From supporting small businesses to incentivising suppliers to adopt more sustainable practices, supply chain finance has a role to play in helping companies further their ESG goals.
It’s no secret that ESG has risen up the corporate agenda in the last year. Data from FactSet that was cited in a recent WSJ article found that 20 S&P 500 companies mentioned ESG or sustainability in earnings conference calls between October and December 2020, up from six companies three years earlier.
But this topic is not just a buzzword, and companies are looking for real ways to improve their green and sustainable credentials. According to Treasury Today’s 2020 Global Sustainability Study, 61% of respondents say sustainability is reflected in their organisations’ core values – and 43% reported that their partners are engaging with them on this topic.
One area which has the potential to help companies meet their ESG goals is supply chain finance. Mark Douglas, Managing Director, Strategic Accounts EMEA at PrimeRevenue, says that there are opportunities for companies to harness SCF both to improve their own ESG impact, and to influence the behaviour of their suppliers.
“The use of supply chain finance as a means to make sure you’re treating your suppliers with the appropriate level of care is starting to have real value,” says Douglas. “Through the lens of ESG, having standard payment terms with your suppliers, but also being able to give your suppliers the option to get paid when they like, is a way of being a good steward of those businesses – particularly small businesses.” As such, he says the firm is focusing on providing liquidity to a broader range of suppliers.
Where the upstream impact of supply chain finance is concerned, there are further opportunities to further companies’ ESG goals. One area of exploration is the use of ESG rating methodologies to determine which level of funding individual suppliers will receive – a topic that was explored in detail during a recent Treasury Today virtual roundtable. Frank Waechter, Global Director Treasury & Insurance at PUMA, explained the mechanics of the company’s ESG-linked supply chain finance arrangement that was developed with BNP Paribas.
Red, Amber, Green
While PUMA may have been an early adopter – the programme was first launched in 2016 – the idea of building ESG performance into supply chain finance is gaining traction. “Most of our customers are thinking about how you could put a ratings regime in place across the supply chain,” says Douglas, adding that this could enable suppliers that score well to gain access to green funding and sustainable funding.

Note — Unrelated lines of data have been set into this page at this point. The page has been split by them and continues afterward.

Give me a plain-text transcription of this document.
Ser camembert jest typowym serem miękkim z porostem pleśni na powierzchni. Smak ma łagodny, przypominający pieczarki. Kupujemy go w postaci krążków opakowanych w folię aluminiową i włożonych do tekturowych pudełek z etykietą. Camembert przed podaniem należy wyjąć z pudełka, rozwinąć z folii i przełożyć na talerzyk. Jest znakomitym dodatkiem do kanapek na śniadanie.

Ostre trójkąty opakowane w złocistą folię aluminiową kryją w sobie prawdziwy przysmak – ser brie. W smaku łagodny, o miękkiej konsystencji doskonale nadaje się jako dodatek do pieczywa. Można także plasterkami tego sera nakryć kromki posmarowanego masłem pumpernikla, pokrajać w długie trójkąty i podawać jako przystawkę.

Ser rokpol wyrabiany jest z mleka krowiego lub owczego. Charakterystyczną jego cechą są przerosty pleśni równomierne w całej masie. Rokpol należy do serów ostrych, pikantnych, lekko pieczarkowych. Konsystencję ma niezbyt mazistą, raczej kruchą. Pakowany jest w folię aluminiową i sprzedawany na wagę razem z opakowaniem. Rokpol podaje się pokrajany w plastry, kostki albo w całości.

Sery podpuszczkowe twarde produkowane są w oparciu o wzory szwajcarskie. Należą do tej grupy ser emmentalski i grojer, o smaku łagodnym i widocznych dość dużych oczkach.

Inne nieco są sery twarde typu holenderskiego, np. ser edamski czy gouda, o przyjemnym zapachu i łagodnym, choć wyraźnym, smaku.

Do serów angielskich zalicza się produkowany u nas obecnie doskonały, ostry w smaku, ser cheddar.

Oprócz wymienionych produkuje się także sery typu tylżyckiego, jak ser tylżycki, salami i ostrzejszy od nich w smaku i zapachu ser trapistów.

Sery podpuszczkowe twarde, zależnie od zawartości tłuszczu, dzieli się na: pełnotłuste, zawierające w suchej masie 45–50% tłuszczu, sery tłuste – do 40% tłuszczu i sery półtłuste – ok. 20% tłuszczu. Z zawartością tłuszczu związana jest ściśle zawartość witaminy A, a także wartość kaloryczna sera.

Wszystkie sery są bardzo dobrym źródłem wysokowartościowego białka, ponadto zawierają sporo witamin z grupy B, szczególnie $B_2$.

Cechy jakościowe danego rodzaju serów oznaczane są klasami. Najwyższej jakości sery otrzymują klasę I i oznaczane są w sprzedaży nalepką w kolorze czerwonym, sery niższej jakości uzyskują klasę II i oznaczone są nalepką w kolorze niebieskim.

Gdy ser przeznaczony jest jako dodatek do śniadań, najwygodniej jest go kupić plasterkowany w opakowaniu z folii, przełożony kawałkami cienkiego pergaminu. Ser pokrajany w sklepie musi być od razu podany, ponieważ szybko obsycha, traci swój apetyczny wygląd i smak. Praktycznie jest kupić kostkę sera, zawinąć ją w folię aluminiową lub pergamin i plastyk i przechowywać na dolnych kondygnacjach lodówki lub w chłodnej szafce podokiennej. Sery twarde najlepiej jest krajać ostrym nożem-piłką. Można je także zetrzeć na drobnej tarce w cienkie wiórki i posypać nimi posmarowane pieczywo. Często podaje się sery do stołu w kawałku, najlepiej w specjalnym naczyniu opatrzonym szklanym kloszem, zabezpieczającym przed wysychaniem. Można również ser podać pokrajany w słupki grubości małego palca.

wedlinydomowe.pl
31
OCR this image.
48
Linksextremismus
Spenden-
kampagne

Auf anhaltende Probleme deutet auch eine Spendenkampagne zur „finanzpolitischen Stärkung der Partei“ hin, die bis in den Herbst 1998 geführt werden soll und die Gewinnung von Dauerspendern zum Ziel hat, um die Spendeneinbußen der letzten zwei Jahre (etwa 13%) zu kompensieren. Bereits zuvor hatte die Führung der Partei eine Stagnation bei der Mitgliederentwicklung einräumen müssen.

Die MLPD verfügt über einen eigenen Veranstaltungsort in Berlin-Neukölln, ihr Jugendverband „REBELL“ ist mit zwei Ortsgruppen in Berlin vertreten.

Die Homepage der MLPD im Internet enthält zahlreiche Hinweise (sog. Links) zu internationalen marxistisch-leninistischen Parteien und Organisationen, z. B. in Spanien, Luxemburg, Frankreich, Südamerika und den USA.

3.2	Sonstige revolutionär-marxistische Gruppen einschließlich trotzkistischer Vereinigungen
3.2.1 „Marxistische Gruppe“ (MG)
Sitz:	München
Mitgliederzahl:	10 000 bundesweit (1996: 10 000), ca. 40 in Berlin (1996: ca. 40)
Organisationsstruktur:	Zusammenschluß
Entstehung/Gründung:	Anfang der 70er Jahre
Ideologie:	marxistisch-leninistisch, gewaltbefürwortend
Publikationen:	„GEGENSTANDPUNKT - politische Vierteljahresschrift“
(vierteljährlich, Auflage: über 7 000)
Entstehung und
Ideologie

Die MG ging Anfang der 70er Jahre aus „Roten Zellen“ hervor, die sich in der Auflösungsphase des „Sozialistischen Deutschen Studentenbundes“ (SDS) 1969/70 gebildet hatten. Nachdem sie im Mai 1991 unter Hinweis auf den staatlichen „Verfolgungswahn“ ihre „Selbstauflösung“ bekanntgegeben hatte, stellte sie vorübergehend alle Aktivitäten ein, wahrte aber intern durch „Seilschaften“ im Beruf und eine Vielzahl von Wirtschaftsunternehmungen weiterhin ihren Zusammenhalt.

Douglas explains that ESG scoring often works on a Red, Amber, Green (RAG) scoring model. In the context of supply chain finance, a company might have a standard pricing structure for suppliers rated as amber, while red suppliers might be offered a different price – or might not be eligible for supply chain finance at all.
“Then for suppliers who are ticked off by a rating agency as green, we’re confident we’ll be able to raise sustainability-linked funding which will hopefully carry a really attractive price for suppliers to aim towards,” he adds. As such, an important part of the structure would be the need for clear communication with suppliers to ensure they understand how they can improve their ratings.
Looking forward
At this point it is early days for the opportunity to incorporate ESG into supply chain finance – not least because of the lack of an industry standard. But while much activity is exploratory at this stage, Douglas says there is plenty of engagement from customers and funding on this topic.
“I think this has gone from something which is a nice-to-have to a genuine revolution,” he concludes. “I feel that in 20 years’ time we will look back and be amazed that anyone could raise funding in a business that isn’t carbon neutral, or on the way.”